In line with the United Nations (UN) Sustainable Development Goals (SDGs) and the Oceans Economy, South Africa was aiming towards protecting 10% of its oceans by 2020. Unfortunately, even with the demarcation of the new MPAs in 2019, South Africa was unable to achieve this benchmark, reaching only 5% protection coverage. However, this does not deter efforts to continue identifying and increasing the level of protection of the oceans. The section below will outline the various policies and mitigation plans South Africa has put in place towards ensuring an increase in the extent of ocean protection.

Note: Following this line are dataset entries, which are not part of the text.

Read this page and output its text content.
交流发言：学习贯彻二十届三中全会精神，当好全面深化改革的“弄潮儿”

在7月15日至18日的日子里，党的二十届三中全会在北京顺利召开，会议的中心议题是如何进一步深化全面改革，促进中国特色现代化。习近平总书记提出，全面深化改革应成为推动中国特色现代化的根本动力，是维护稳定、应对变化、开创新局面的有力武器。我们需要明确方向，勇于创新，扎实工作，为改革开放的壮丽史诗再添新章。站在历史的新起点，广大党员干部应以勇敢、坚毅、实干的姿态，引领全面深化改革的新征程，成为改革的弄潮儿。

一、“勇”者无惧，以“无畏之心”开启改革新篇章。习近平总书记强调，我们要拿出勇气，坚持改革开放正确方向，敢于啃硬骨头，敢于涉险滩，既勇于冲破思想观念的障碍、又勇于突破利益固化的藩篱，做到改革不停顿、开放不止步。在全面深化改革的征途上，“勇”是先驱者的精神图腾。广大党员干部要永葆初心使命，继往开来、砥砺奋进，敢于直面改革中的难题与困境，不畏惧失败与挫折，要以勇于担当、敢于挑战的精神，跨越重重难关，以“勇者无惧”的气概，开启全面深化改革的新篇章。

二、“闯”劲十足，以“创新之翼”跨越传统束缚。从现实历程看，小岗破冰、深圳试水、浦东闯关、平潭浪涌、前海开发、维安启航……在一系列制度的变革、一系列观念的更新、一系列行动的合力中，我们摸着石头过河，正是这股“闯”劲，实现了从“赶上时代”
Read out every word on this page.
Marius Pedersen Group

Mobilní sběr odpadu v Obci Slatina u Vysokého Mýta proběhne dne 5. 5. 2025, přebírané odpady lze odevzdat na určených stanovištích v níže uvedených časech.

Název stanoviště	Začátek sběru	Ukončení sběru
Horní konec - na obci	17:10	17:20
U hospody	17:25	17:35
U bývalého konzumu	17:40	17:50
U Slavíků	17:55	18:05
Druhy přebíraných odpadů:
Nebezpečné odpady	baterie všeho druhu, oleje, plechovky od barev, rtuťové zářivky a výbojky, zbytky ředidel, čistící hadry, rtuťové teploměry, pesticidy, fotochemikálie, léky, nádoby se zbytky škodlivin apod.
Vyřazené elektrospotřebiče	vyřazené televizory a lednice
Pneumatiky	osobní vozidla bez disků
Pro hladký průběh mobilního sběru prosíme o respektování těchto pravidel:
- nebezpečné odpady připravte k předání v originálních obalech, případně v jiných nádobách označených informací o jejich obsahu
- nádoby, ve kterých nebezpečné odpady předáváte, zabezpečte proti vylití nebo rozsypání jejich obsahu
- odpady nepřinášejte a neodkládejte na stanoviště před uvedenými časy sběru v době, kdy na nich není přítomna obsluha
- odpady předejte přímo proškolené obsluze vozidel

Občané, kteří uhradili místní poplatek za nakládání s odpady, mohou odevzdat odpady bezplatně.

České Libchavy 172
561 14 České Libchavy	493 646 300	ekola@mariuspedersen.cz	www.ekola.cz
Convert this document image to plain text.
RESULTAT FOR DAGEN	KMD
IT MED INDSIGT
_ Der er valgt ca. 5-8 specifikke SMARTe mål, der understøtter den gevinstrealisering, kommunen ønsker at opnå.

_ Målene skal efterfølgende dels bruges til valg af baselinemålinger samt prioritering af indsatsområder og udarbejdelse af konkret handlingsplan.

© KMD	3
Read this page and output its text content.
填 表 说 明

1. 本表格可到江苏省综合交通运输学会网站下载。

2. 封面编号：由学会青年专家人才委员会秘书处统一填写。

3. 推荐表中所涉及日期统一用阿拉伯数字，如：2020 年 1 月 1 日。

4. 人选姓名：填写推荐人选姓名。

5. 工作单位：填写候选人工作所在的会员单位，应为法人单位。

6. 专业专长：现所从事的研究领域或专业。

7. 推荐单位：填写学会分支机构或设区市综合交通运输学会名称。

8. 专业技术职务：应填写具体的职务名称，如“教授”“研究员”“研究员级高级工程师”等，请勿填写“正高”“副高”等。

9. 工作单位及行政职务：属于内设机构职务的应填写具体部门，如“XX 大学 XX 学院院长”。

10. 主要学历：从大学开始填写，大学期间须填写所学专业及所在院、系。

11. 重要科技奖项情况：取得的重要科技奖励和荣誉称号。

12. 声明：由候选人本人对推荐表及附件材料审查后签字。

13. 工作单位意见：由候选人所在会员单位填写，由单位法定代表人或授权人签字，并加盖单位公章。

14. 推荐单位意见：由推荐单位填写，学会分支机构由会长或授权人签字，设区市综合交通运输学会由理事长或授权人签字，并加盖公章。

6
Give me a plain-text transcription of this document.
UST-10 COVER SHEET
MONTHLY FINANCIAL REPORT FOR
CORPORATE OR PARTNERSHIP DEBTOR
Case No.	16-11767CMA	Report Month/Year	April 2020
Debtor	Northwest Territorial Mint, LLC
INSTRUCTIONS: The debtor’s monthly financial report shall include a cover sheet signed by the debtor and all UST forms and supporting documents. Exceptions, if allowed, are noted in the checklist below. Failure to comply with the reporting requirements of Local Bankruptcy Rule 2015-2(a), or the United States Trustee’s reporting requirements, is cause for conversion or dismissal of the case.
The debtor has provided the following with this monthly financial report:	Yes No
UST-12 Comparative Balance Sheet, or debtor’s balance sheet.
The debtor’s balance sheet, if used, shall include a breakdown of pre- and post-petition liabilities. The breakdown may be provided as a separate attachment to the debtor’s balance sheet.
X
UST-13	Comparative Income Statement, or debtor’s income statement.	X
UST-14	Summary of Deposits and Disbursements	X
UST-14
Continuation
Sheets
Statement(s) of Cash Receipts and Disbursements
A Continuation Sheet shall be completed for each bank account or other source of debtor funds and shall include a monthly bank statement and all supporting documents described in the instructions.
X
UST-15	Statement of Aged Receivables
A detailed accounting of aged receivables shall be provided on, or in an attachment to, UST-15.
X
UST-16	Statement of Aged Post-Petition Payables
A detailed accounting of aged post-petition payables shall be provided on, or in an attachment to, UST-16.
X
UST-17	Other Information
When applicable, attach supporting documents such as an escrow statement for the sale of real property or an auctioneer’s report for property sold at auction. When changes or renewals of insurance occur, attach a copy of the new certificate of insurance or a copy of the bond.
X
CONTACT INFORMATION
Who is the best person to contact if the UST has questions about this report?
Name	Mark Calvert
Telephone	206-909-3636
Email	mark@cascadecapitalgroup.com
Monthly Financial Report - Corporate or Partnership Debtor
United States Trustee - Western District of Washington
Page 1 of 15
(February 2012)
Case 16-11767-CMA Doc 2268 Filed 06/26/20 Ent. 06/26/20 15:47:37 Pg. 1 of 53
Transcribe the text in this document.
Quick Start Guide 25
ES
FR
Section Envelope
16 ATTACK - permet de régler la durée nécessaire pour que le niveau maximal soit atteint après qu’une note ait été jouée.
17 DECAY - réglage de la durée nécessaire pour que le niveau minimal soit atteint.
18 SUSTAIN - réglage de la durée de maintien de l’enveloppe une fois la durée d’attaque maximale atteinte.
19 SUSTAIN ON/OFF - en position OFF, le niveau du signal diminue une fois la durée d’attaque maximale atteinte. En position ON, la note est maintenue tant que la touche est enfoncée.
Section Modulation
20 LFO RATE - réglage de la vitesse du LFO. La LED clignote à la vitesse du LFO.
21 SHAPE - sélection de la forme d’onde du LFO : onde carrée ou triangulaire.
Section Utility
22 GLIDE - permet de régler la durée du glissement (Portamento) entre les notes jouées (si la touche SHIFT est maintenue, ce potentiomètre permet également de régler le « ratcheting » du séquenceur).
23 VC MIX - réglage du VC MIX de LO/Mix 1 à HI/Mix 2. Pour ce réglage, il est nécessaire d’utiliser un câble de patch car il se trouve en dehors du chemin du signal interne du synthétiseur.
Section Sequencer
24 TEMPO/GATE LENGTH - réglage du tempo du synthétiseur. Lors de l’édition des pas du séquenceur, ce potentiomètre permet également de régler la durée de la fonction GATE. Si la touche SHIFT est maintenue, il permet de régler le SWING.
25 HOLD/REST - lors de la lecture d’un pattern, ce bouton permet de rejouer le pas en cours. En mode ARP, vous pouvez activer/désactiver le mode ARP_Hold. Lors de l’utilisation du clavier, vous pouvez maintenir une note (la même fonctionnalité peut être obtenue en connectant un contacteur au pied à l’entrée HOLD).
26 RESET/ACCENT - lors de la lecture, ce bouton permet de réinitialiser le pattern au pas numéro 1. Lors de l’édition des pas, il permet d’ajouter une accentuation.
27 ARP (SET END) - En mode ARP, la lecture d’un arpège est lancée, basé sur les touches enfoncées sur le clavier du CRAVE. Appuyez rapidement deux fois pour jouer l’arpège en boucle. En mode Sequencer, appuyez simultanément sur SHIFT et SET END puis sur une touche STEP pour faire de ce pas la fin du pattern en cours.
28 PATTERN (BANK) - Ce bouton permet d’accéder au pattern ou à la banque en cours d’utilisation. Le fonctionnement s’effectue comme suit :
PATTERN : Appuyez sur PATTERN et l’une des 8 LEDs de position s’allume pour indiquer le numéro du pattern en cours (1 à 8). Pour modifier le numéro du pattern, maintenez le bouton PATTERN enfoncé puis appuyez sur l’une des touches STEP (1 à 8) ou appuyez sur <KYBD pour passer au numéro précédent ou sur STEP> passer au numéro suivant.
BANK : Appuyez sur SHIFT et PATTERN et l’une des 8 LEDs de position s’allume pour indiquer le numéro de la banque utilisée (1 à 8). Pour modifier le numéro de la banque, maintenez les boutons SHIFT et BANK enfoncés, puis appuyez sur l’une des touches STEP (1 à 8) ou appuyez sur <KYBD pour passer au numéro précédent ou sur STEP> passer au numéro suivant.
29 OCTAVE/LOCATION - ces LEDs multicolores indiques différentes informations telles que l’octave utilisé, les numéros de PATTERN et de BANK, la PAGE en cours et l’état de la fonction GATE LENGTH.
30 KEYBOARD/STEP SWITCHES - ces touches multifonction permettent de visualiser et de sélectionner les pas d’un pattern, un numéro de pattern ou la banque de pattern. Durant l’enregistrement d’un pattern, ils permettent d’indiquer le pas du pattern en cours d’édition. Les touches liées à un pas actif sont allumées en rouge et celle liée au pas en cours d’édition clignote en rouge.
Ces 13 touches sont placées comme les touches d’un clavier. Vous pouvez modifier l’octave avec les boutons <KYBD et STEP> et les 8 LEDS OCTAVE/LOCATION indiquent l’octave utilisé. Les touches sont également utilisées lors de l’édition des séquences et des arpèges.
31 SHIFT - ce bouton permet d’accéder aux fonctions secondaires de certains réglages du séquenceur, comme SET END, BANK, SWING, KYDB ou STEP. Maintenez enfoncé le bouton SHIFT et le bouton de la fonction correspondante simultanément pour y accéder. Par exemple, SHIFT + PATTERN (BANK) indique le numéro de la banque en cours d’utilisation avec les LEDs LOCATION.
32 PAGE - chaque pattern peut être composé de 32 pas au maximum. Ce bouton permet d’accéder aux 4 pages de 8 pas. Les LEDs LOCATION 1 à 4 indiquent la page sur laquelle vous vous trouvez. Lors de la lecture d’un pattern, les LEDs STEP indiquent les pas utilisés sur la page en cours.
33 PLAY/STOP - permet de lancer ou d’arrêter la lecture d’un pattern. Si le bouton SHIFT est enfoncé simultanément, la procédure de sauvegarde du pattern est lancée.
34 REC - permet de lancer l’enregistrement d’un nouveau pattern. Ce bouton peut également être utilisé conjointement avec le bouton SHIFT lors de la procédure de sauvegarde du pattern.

Sustainable development goals are a global initiative to which the 193 UN member states have pledged allegiance. Therefore, the member states are continuously aiming towards the conservation and sustainable use of the oceans, seas and marine resources for sustainable development, as per SDG 14 directive.In the context of global change, interactions between different factors are complex and interlinked. This is also the case between SDG targets where the success of a target can contribute to the success of another target (1) or negatively impact progress towards it (-1).
As stated in the section above a total of 31 anthropogenic related activities were listed as marine ecosystem pressures, they disturb and alter the normal functioning of the marine ecosystems. Thus impeding the attainment of some targets in SDG 6 as well as SDG 15 while simultaneously promoting the attainments of others in SDG 15. That is to say, unstable, unhealthy and poorly managed marine ecosystems have direct implications on the quantity and quality of water available for human consumption and sanitation, SDG 6 (Clean water and sanitation for all) as well as on various terrestrial ecosystems, SDG 15 (Life on Land). The particular interlinkages being between targets 6.6, 14.1, 14.2, 15.1, 15.2, 15.3, 15.5, 15.7, 15.a, 15.b and 15.c.
Therefore, with increased marine ecosystem degradation in the forms of pollution, overexploitation, harbour development, mining, wastewater discharge etc. there will be a reduction in the amount of safe water that is available for human use and mixed outcomes for the terrestrial realm.
Marine ecosystems in a good ecological condition can sustain life and offer provisioning and regulating services (NBA, 2018). This is a sentiment that is shared by Reid and Co (2017), that if the foundation (environmental SDGs), being SDG 14 and 15, is to crumble, be altered or become unstable, all the other SDG’s, which rely on healthy functioning ecosystems will inevitably deteriorate (Fig 2.1). Therefore, the maintenance, as well as protection of marine ecosystems, are essential for water security and promoting sustainable life on land.
A key international instrument for marine protection and sustainability is the Convention on Biological Diversity (CBD). The CBD was developed by the United Nations as a framework for “the conservation of biological diversity, the sustainable use of its components and the fair and equitable sharing of the benefits arising out of the utilisation of genetic resources.” The main objective of the CBD is to encourage UN member states to participate in actions, which will lead to a biologically diverse future. Furthermore, the CBD developed a set of 5 strategic global goals divided into 20 targets under the 2011-2020 Strategic Plan for Biodiversity known as the Aichi Biodiversity Targets. Targets 4, 5, 7 and 11, respectively promote the expansion of protected areas. Stipulated for target 11 is a threshold to have at least 10% of coastal and marine areas conserved through protected areas. South Africa currently falls short of the threshold at 5% (Fig 1.1.3).